Plus de 250 000 personnes ont manifesté à Munich, en Allemagne, en marge de la Conférence de Munich sur la sécurité, pour dénoncer le régime iranien et appeler à un changement démocratique. L’événement a coïncidé avec un appel du fils du dernier Shah d’Iran, Reza Pahlavi, au président américain Donald Trump pour qu’il soutienne le peuple iranien.
Le rassemblement, qui s’est déroulé samedi sur la Theresienwiese, a dépassé les prévisions des organisateurs, qui attendaient initialement 100 000 participants. Cette affluence massive a entraîné des perturbations importantes de la circulation dans le centre-ville de Munich, en raison des mesures de sécurité renforcées pour protéger les invités de la conférence et les différents défilés de manifestants.
Reza Pahlavi, figure de l’opposition iranienne en exil, a exhorté Donald Trump à apporter une aide concrète au peuple iranien. « Ils vous font confiance. Aidez-les », a-t-il déclaré, rappelant les promesses d’aide formulées par le président américain. Pahlavi a souligné que les Iraniens ne demandaient pas une réforme du régime, mais son abolition complète.
« Il est temps d’en finir avec la République islamique. C’est une exigence qui fait écho au sang versé par mes compatriotes », a affirmé Pahlavi en marge de la Conférence de Munich sur la sécurité.
Des manifestations de solidarité ont également eu lieu à Toronto et à Los Angeles, témoignant de l’ampleur du mouvement de contestation contre le régime iranien à l’étranger.
L’association Le Cercle de Munich a organisé la manifestation munichoise. De nombreux participants arboraient des drapeaux iraniens ornés du lion et de l’épée, symboles de l’Iran pré-révolutionnaire. Des portraits de Reza Pahlavi étaient également visibles. Un geste symbolique a été observé : des manifestants ont offert des fleurs aux forces de l’ordre.

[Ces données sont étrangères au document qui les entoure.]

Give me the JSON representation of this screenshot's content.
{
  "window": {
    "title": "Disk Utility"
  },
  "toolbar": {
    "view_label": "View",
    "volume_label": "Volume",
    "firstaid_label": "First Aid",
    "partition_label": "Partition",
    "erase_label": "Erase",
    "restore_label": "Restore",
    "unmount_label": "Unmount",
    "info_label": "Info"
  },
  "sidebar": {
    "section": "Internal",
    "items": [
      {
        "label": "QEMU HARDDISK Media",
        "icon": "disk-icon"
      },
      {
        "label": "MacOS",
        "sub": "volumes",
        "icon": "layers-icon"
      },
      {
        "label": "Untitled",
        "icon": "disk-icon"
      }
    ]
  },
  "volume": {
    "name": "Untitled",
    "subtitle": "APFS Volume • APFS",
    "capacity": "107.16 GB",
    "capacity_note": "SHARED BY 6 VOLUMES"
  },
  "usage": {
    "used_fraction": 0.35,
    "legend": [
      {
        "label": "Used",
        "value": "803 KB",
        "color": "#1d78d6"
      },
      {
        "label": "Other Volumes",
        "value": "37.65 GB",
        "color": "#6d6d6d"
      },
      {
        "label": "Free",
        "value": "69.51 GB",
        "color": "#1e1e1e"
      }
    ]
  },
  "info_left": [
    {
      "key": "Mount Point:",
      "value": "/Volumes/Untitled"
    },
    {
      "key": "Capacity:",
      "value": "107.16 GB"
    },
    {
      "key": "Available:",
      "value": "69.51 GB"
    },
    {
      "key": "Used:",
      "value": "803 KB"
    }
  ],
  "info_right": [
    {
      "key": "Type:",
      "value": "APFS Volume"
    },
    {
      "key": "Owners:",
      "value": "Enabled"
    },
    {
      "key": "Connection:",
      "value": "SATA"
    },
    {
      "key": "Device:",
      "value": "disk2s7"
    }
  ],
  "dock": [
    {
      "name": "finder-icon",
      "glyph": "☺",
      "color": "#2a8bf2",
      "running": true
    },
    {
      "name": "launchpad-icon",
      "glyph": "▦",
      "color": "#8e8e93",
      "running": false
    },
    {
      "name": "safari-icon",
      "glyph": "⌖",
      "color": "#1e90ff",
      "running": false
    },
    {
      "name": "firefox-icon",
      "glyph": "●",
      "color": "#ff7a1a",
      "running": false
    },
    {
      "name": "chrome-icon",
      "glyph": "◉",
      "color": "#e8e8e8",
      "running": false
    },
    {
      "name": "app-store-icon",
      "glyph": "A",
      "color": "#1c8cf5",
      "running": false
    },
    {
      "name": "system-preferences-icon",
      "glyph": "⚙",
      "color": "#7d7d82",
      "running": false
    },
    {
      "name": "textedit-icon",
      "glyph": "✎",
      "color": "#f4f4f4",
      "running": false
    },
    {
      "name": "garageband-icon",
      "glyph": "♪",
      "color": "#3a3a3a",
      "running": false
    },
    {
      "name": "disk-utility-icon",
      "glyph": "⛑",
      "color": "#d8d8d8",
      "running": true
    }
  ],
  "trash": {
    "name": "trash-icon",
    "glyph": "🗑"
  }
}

Les intervenants lors du rassemblement ont plaidé pour un nouveau départ pacifique et démocratique en Iran, appelant à la poursuite et à la sanction des responsables du régime de Téhéran pour leurs actions contre la population.
Ces manifestations interviennent après une vague de protestations massives en Iran, brutalement réprimées par les autorités. Selon les estimations d’organisations de défense des droits de l’homme, jusqu’à 18 000 personnes auraient été tuées lors de ces événements.

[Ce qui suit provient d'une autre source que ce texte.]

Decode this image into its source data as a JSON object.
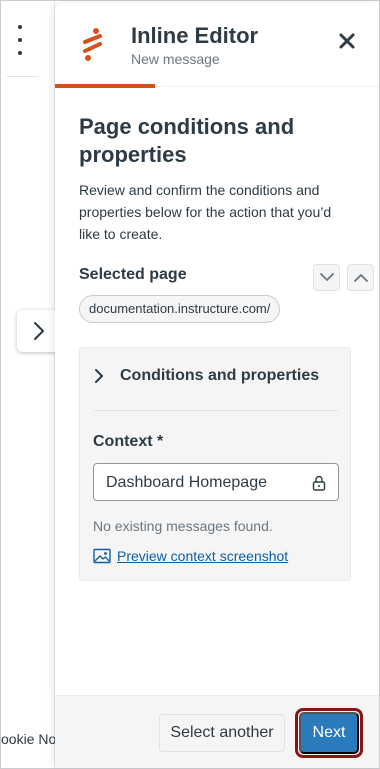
{
  "background": {
    "footer_text": "ookie No"
  },
  "panel": {
    "title": "Inline Editor",
    "subtitle": "New message",
    "accent_color": "#d4521a"
  },
  "content": {
    "heading": "Page conditions and properties",
    "description": "Review and confirm the conditions and properties below for the action that you’d like to create."
  },
  "selected_page": {
    "label": "Selected page",
    "url": "documentation.instructure.com/"
  },
  "conditions": {
    "toggle_label": "Conditions and properties",
    "context_label": "Context *",
    "context_value": "Dashboard Homepage",
    "no_messages": "No existing messages found.",
    "preview_link": "Preview context screenshot"
  },
  "footer": {
    "secondary_button": "Select another",
    "primary_button": "Next",
    "primary_color": "#2b7abc",
    "highlight_color": "#8b1414"
  },
  "icons": [
    "kebab-icon",
    "chevron-right-icon",
    "logo-icon",
    "close-icon",
    "chevron-down-icon",
    "chevron-up-icon",
    "lock-icon",
    "image-icon"
  ]
}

Pahlavi a précisé qu’il ne cherchait pas à restaurer la monarchie, mais à laisser le peuple iranien choisir librement son propre système politique. « Je ne cherche pas de titre, je ne veux pas me mettre une couronne sur la tête », a-t-il déclaré. « Je demande du soutien pour le peuple iranien, pas pour moi-même. »
L’opposition iranienne est cependant divisée, et Pahlavi est critiqué pour son soutien à Israël et son manque de distance par rapport au régime autocratique de son père. Il a réaffirmé à Munich sa position « neutre », laissant aux Iraniens le soin de décider de leur avenir.

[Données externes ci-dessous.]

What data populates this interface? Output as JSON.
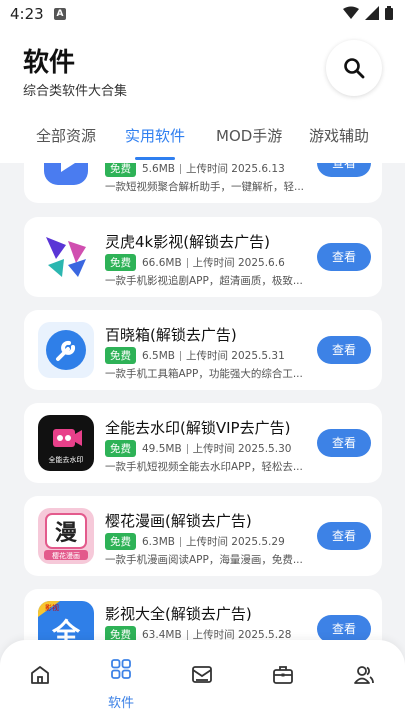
{
  "status_bar": {
    "time": "4:23",
    "notif_icon": "a-notification-icon"
  },
  "header": {
    "title": "软件",
    "subtitle": "综合类软件大合集",
    "search_icon": "search-icon"
  },
  "tabs": [
    {
      "label": "全部资源",
      "active": false
    },
    {
      "label": "实用软件",
      "active": true
    },
    {
      "label": "MOD手游",
      "active": false
    },
    {
      "label": "游戏辅助",
      "active": false
    }
  ],
  "apps": [
    {
      "name": "",
      "badge": "免费",
      "size": "5.6MB",
      "upload": "上传时间 2025.6.13",
      "desc": "一款短视频聚合解析助手，一键解析，轻...",
      "button": "查看",
      "icon": "play-icon",
      "icon_color": "#4a7cf0"
    },
    {
      "name": "灵虎4k影视(解锁去广告)",
      "badge": "免费",
      "size": "66.6MB",
      "upload": "上传时间 2025.6.6",
      "desc": "一款手机影视追剧APP，超清画质，极致...",
      "button": "查看",
      "icon": "linghu-logo-icon",
      "icon_color": "#3a3fd0"
    },
    {
      "name": "百晓箱(解锁去广告)",
      "badge": "免费",
      "size": "6.5MB",
      "upload": "上传时间 2025.5.31",
      "desc": "一款手机工具箱APP，功能强大的综合工...",
      "button": "查看",
      "icon": "wrench-icon",
      "icon_color": "#2f7fe8"
    },
    {
      "name": "全能去水印(解锁VIP去广告)",
      "badge": "免费",
      "size": "49.5MB",
      "upload": "上传时间 2025.5.30",
      "desc": "一款手机短视频全能去水印APP，轻松去...",
      "button": "查看",
      "icon": "video-camera-icon",
      "icon_color": "#111111"
    },
    {
      "name": "樱花漫画(解锁去广告)",
      "badge": "免费",
      "size": "6.3MB",
      "upload": "上传时间 2025.5.29",
      "desc": "一款手机漫画阅读APP，海量漫画，免费...",
      "button": "查看",
      "icon": "manga-logo-icon",
      "icon_color": "#e35a8c"
    },
    {
      "name": "影视大全(解锁去广告)",
      "badge": "免费",
      "size": "63.4MB",
      "upload": "上传时间 2025.5.28",
      "desc": "",
      "button": "查看",
      "icon": "quan-logo-icon",
      "icon_color": "#2f7fe8"
    }
  ],
  "icon_text": {
    "watermark": "全能去水印",
    "manga_big": "漫",
    "manga_small": "樱花漫画",
    "quan": "全",
    "quan_tag": "影视"
  },
  "bottom_nav": [
    {
      "label": "",
      "icon": "home-icon"
    },
    {
      "label": "软件",
      "icon": "grid-icon",
      "active": true
    },
    {
      "label": "",
      "icon": "message-icon"
    },
    {
      "label": "",
      "icon": "toolbox-icon"
    },
    {
      "label": "",
      "icon": "users-icon"
    }
  ],
  "colors": {
    "accent": "#2f7ff0",
    "badge_green": "#2eb257",
    "button_blue": "#3d82e6"
  }
}
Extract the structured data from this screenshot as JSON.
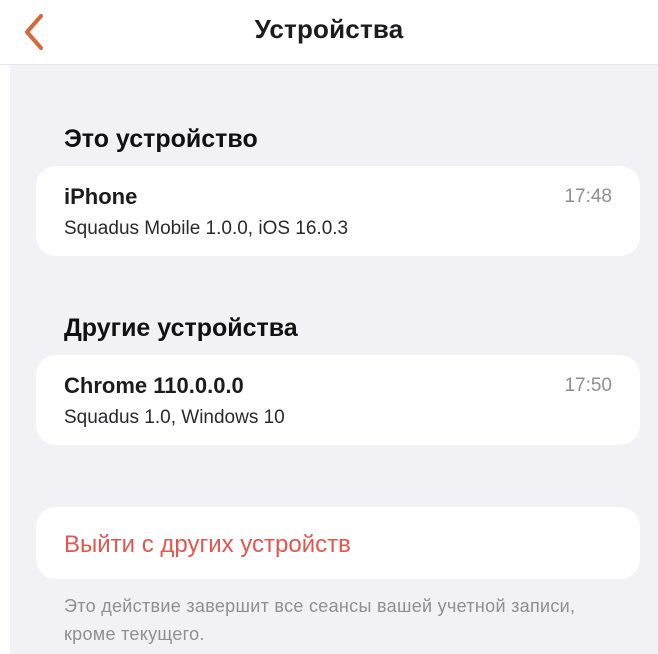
{
  "nav": {
    "title": "Устройства",
    "back_icon": "chevron-left-icon",
    "accent_color": "#d46a3a"
  },
  "this_device": {
    "header": "Это устройство",
    "name": "iPhone",
    "details": "Squadus Mobile 1.0.0, iOS 16.0.3",
    "time": "17:48"
  },
  "other_devices": {
    "header": "Другие устройства",
    "items": [
      {
        "name": "Chrome 110.0.0.0",
        "details": "Squadus 1.0, Windows 10",
        "time": "17:50"
      }
    ]
  },
  "logout": {
    "label": "Выйти с других устройств",
    "color": "#e0574f"
  },
  "footnote": "Это действие завершит все сеансы вашей учетной записи, кроме текущего."
}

Par ailleurs, le président américain Donald Trump a annoncé fin janvier l’envoi du porte-avions « USS Abraham Lincoln » dans le golfe Persique afin d’accroître la pression sur Téhéran. Vendredi, il a confirmé le déploiement prochain d’un second porte-avions, le « USS Gerald R. Ford », et a estimé qu’un changement de pouvoir en Iran serait « la meilleure chose qui puisse arriver », notamment en cas d’échec des négociations nucléaires.